Monday, April 12, 2010

The Lovely Bones

If there's one thing I dislike more than a bad movie it's a bad movie with aspirations of greatness, and if mocking films for having ambition makes me an asshole, then buy me some toilet paper, 'cuz I'm an asshole. For example, of my worst movies of 2008 list the film outside of Babylon A.D. that I now most keenly recall as a shudder-inducing, revolting experience that keeps getting worse and worse in my mind isn't Disaster Movie, but Best Picture nominee The Reader. I mean, why be mad at Disaster Movie? It's shit, sure, but it's shit that was conceived, written, and produced specifically as shit for shitty people. So while it's a worse movie it's a lot less annoying than The Reader, a generic, saccharine melodrama that firmly believes itself to be a fucking masterpiece.

Which brings us to The Lovely Bones, based off a novel I've never read which people say is much better than the film. But I'm never gonna read it, so we won't dwell on that. This movie wants to be great. A work of art. Possibly a masterpiece. I have no doubt that Oscars were whispered of at some point during production. But here's the catch: it's no good. It sounded like a few of the blue-haired grannies in my audience were touched, but if all your synapses are still firing properly you won't be joining them. This is one of the most overwrought and mawkish films in years and the more it tries to move you the funnier and more cringe-inducing it becomes. An astounding misfire.

Okay, so a fourteen-year-old girl named Susie Salmon is murdered. Not a spoiler, that's how the movie starts. But oh, it's not over for her yet! We follow Susie on up into heaven where she gets to hang out with other murdered girls and party and everything is magical happiness. It's supposed to be ethereal but just comes off as creepy. She narrates constantly to let us know exactly what we're supposed to feeling at every given moment. The screenwriters leave nothing to chance.

Meanwhile back on earth the movie is going fucking nuts with genres and crazy mood whiplash from scene to scene. Susie's parents, played by the respectively brown and black-haired Mark Wahlberg and Rachel Weisz whose daughters are somehow a pale redhead and a blonde (one of the film's many subtly retarded touches), grieve for Susie in a made-for-TV family melodrama while simultaneously hunting for her killer in a detective movie. Whoa. That's one of the most poorly conceived things I've ever heard of. The tone is manic depressive; at one point the film swerves with neck-snapping force by going from Susie's parents sobbing over their murdered daughter's empty room immediately into a cleaning the house / dance montage scored to upbeat pop rock. It was all I could do to not start convulsing with laughter right there in the aisles.

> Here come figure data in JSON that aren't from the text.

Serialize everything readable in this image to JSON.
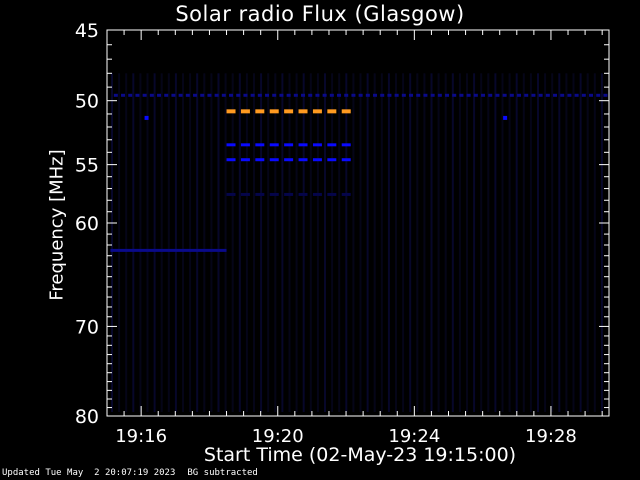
{
  "chart_data": {
    "type": "heatmap",
    "title": "Solar radio Flux (Glasgow)",
    "xlabel": "Start Time (02-May-23 19:15:00)",
    "ylabel": "Frequency [MHz]",
    "x_ticks": [
      "19:16",
      "19:20",
      "19:24",
      "19:28"
    ],
    "x_tick_minutes": [
      1,
      5,
      9,
      13
    ],
    "xlim_minutes": [
      0,
      14.7
    ],
    "y_ticks": [
      45,
      50,
      55,
      60,
      70,
      80
    ],
    "ylim": [
      45,
      80
    ],
    "y_scale": "log",
    "grid": false,
    "colors": {
      "background": "#000000",
      "axes": "#ffffff",
      "strong": "#ff9a20",
      "medium": "#0a0aff",
      "weak": "#0a0a8a",
      "faint": "#05054a"
    },
    "features": [
      {
        "name": "band-49.6",
        "freq": 49.6,
        "x_start": 0.2,
        "x_end": 14.6,
        "intensity": "weak",
        "dashed": true
      },
      {
        "name": "band-50.8",
        "freq": 50.8,
        "x_start": 3.5,
        "x_end": 7.2,
        "intensity": "strong",
        "dashed": true
      },
      {
        "name": "band-53.4",
        "freq": 53.4,
        "x_start": 3.5,
        "x_end": 7.2,
        "intensity": "medium",
        "dashed": true
      },
      {
        "name": "band-54.6",
        "freq": 54.6,
        "x_start": 3.5,
        "x_end": 7.2,
        "intensity": "medium",
        "dashed": true
      },
      {
        "name": "band-57.5",
        "freq": 57.5,
        "x_start": 3.5,
        "x_end": 7.2,
        "intensity": "faint",
        "dashed": true
      },
      {
        "name": "band-62.5",
        "freq": 62.5,
        "x_start": 0.1,
        "x_end": 3.5,
        "intensity": "weak",
        "dashed": false
      }
    ]
  },
  "footer": {
    "updated": "Updated Tue May  2 20:07:19 2023",
    "note": "BG subtracted"
  }
}
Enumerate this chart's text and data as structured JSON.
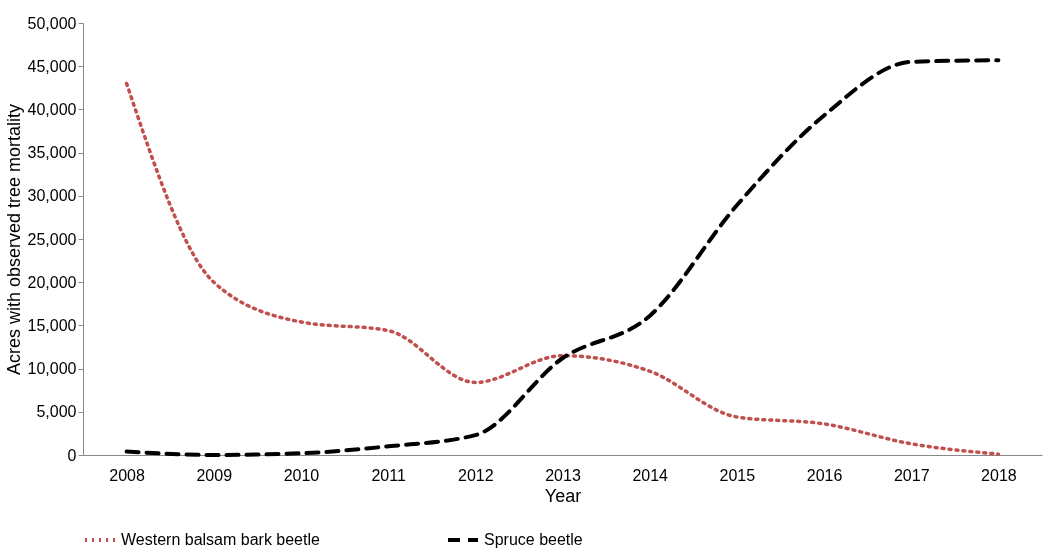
{
  "chart_data": {
    "type": "line",
    "xlabel": "Year",
    "ylabel": "Acres with observed tree mortality",
    "categories": [
      "2008",
      "2009",
      "2010",
      "2011",
      "2012",
      "2013",
      "2014",
      "2015",
      "2016",
      "2017",
      "2018"
    ],
    "series": [
      {
        "name": "Western balsam bark beetle",
        "color": "#c0504d",
        "line_style": "dotted",
        "values": [
          43000,
          20000,
          15400,
          14400,
          8400,
          11500,
          9700,
          4400,
          3600,
          1300,
          100
        ]
      },
      {
        "name": "Spruce beetle",
        "color": "#000000",
        "line_style": "dashed",
        "values": [
          400,
          0,
          200,
          1000,
          2300,
          11200,
          16100,
          28900,
          39300,
          45500,
          45700
        ]
      }
    ],
    "ylim": [
      0,
      50000
    ],
    "yticks": [
      0,
      {
        "value": 5000,
        "label": "5,000"
      },
      {
        "value": 10000,
        "label": "10,000"
      },
      {
        "value": 15000,
        "label": "15,000"
      },
      {
        "value": 20000,
        "label": "20,000"
      },
      {
        "value": 25000,
        "label": "25,000"
      },
      {
        "value": 30000,
        "label": "30,000"
      },
      {
        "value": 35000,
        "label": "35,000"
      },
      {
        "value": 40000,
        "label": "40,000"
      },
      {
        "value": 45000,
        "label": "45,000"
      },
      {
        "value": 50000,
        "label": "50,000"
      }
    ],
    "grid": false,
    "legend": "bottom",
    "marker": "none"
  }
}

And let's talk about Mark Wahlberg for a second. He sailed to the raggedy edge of overacting in 2006's The Departed but somehow kept hold, turning in one of the most entertaining screen performances of the decade. But apparently M. Night replaced him with a pod because two years later in The Happening he stank up the joint like nothing I've ever seen from a Hollywood leading man and here in The Lovely Bones he's nearly as bad, still cartoonishly widening his eyes and whining in a high pitch to emote and failing spectacularly. The child playing his fourteen-year-old daughter acts fucking circles around him. Fuck it, kick him out of the industry and pretend The Departed was his swan song.

Okay, so spoilers now if anyone cares: the movie ends with Susie Salmon accepting her death and taking her place in heaven, her family accepting her death and moving on while retaining their fond memories, and her killer dying in a bizarre accident when he falls off a cliff and turns into CGI halfway down. Oh, then the CGI hits some rocks, but I don't know how anyone could have survived turning into CGI like that, so the rocks were really a moot point. And that bizarre, random, pointless, gaudy scene is the perfect ending to The Lovely Bones. Basically, movie sucks, but I still haven't mentioned the worst part: this piece of shit was directed by Peter Jackson.

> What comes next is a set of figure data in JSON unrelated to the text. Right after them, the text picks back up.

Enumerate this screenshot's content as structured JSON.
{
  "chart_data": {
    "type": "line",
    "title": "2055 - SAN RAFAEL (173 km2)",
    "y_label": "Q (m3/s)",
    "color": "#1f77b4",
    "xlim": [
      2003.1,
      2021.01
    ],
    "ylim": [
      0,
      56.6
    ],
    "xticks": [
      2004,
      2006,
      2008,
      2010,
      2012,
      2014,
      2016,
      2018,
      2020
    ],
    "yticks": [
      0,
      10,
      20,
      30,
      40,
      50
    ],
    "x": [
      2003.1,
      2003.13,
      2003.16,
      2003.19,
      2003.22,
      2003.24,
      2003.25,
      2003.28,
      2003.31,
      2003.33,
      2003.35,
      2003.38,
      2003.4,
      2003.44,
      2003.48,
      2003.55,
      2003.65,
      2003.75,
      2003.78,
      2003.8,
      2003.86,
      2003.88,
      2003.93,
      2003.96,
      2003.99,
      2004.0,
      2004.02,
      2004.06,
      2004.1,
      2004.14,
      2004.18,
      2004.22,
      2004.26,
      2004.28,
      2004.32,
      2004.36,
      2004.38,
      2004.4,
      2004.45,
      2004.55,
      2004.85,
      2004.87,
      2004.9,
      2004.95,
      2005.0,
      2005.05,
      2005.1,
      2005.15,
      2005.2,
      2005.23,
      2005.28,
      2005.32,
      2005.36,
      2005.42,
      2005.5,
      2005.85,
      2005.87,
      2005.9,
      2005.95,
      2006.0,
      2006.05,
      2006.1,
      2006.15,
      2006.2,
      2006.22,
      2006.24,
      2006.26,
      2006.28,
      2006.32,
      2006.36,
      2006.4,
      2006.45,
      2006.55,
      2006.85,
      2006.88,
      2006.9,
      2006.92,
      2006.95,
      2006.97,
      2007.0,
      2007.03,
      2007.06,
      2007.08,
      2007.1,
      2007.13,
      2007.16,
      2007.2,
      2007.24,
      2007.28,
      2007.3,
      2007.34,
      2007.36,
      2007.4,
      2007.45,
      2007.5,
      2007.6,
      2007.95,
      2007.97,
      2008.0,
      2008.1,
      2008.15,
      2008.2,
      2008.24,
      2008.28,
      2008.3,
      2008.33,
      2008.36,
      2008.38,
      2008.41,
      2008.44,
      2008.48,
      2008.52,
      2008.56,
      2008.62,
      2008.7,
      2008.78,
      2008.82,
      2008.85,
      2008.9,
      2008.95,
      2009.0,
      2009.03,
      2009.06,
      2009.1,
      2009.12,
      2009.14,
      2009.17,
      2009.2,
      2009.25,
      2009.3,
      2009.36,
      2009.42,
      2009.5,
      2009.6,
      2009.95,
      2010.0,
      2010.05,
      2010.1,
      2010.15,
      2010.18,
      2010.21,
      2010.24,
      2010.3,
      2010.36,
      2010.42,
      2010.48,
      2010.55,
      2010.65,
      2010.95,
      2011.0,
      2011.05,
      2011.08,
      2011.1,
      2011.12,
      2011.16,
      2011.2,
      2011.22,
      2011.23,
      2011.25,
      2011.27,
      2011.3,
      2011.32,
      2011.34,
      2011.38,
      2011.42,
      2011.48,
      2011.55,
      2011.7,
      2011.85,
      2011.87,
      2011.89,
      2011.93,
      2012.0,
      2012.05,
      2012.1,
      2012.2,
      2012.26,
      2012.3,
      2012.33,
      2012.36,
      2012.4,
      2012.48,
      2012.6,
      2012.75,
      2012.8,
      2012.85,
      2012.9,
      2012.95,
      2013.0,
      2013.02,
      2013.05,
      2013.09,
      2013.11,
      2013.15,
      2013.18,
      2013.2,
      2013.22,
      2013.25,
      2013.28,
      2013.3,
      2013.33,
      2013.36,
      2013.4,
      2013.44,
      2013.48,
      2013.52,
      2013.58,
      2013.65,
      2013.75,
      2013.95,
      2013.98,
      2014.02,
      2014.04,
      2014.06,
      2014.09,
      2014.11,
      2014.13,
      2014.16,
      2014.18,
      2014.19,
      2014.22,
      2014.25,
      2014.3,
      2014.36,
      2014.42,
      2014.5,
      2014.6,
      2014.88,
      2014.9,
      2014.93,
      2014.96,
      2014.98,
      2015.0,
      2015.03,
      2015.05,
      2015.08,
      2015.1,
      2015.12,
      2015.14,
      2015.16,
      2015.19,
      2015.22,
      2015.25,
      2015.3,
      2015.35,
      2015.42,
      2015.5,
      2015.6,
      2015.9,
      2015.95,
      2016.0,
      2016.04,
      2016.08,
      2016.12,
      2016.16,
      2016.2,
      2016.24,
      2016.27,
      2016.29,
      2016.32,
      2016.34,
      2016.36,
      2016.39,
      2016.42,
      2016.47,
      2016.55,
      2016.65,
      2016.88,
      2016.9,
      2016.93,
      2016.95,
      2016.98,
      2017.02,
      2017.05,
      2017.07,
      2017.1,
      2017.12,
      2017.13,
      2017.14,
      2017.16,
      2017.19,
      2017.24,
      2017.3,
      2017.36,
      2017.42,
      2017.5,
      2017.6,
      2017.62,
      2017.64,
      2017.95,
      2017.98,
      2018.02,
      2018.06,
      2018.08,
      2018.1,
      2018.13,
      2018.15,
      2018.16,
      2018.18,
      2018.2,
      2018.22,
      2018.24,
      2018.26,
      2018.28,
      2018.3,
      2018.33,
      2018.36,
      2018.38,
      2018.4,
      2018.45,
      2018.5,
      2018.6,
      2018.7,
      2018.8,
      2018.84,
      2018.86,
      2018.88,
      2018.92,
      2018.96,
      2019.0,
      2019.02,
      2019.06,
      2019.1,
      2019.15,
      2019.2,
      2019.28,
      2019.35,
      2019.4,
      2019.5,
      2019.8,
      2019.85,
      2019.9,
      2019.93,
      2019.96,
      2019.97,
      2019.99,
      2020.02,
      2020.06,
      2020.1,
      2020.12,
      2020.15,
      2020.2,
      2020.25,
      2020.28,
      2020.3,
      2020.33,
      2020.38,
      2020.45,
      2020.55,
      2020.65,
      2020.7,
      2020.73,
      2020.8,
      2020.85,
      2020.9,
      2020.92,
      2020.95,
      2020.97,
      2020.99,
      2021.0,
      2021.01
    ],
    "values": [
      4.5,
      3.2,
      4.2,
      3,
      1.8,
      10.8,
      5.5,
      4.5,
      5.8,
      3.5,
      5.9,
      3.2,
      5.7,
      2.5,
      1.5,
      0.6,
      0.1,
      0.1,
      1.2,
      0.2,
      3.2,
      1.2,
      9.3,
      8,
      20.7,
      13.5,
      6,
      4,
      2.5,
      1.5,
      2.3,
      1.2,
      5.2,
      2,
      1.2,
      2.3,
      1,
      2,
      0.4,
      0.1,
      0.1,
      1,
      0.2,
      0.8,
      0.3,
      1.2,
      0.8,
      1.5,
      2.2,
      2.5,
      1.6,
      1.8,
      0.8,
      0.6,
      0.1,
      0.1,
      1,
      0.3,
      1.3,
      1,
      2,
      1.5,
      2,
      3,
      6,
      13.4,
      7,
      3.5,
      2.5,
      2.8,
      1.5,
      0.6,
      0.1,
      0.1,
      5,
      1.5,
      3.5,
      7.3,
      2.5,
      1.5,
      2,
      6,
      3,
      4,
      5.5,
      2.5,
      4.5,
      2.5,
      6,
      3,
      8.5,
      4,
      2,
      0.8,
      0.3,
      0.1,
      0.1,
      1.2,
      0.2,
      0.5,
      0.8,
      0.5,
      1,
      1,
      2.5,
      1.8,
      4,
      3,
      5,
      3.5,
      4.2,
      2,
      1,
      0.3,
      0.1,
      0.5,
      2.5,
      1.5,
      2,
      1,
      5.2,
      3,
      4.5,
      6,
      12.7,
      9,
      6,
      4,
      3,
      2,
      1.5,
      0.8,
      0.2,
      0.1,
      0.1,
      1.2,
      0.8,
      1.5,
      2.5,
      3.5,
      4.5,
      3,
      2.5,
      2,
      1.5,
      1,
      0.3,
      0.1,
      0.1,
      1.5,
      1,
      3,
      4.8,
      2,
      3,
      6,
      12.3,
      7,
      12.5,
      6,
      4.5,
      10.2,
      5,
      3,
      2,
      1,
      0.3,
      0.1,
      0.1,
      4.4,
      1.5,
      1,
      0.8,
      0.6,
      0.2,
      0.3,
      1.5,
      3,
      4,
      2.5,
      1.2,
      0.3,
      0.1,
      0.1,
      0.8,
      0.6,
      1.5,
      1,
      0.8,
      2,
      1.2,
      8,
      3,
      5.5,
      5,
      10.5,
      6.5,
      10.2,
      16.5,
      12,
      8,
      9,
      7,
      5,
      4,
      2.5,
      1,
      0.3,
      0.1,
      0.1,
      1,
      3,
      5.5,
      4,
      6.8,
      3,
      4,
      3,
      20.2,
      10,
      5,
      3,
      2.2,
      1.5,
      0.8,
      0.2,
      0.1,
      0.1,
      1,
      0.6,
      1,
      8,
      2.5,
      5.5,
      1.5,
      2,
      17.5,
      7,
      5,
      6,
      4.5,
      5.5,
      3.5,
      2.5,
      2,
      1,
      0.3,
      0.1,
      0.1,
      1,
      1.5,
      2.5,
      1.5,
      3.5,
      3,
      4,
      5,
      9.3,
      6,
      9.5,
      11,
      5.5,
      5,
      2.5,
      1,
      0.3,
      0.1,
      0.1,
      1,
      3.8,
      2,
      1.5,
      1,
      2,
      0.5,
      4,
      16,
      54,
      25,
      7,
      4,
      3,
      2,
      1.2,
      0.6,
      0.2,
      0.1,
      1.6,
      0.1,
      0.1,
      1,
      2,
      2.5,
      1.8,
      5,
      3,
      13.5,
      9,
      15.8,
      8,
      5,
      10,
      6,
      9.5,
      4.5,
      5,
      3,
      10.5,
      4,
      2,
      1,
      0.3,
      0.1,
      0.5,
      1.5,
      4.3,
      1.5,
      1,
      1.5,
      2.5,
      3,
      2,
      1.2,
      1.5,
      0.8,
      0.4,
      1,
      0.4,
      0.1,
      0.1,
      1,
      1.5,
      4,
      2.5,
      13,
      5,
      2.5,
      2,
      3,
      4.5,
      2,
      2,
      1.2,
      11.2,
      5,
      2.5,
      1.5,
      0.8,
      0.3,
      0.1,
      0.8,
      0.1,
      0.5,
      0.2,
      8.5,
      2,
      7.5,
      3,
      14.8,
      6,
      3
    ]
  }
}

The Lord of the Rings remains my personal favorite cinematic achievement of the last ten years. I'd been in love with epic fantasy literally since before I can remember, pretty much since I was physically capable of reading, and it was a fulfillment of my wildest childhood dreams to see the genre brought to life onscreen with such love and verve and style and imagination and success. So what happened? How could Peter have fucked up The Lovely Bones so badly? Was the problem the script and subject matter, or as a filmmaker is he just better at operating in the broad strokes of good vs. evil and creature design? Either way, Peter, please, run back to Middle-earth and stay there. I'm still stoked for The Hobbit but my enthusiasm for Jackson's next non-Tolkein movie has been blunted into virtual nonexistence. The Lovely Bones is pretty much a lock for my bottom ten of the year.

1 Star out of 5


Anonymous said...

I totally agree with you dude. What did you think of Stanley Tucci, though? In this horrible movie, I thought he was the only redeeming factor. He alone was what kept me from leaving the theater.


I thought he was by far the best performer, but in this particular case that ain't saying a whole hell of a lot.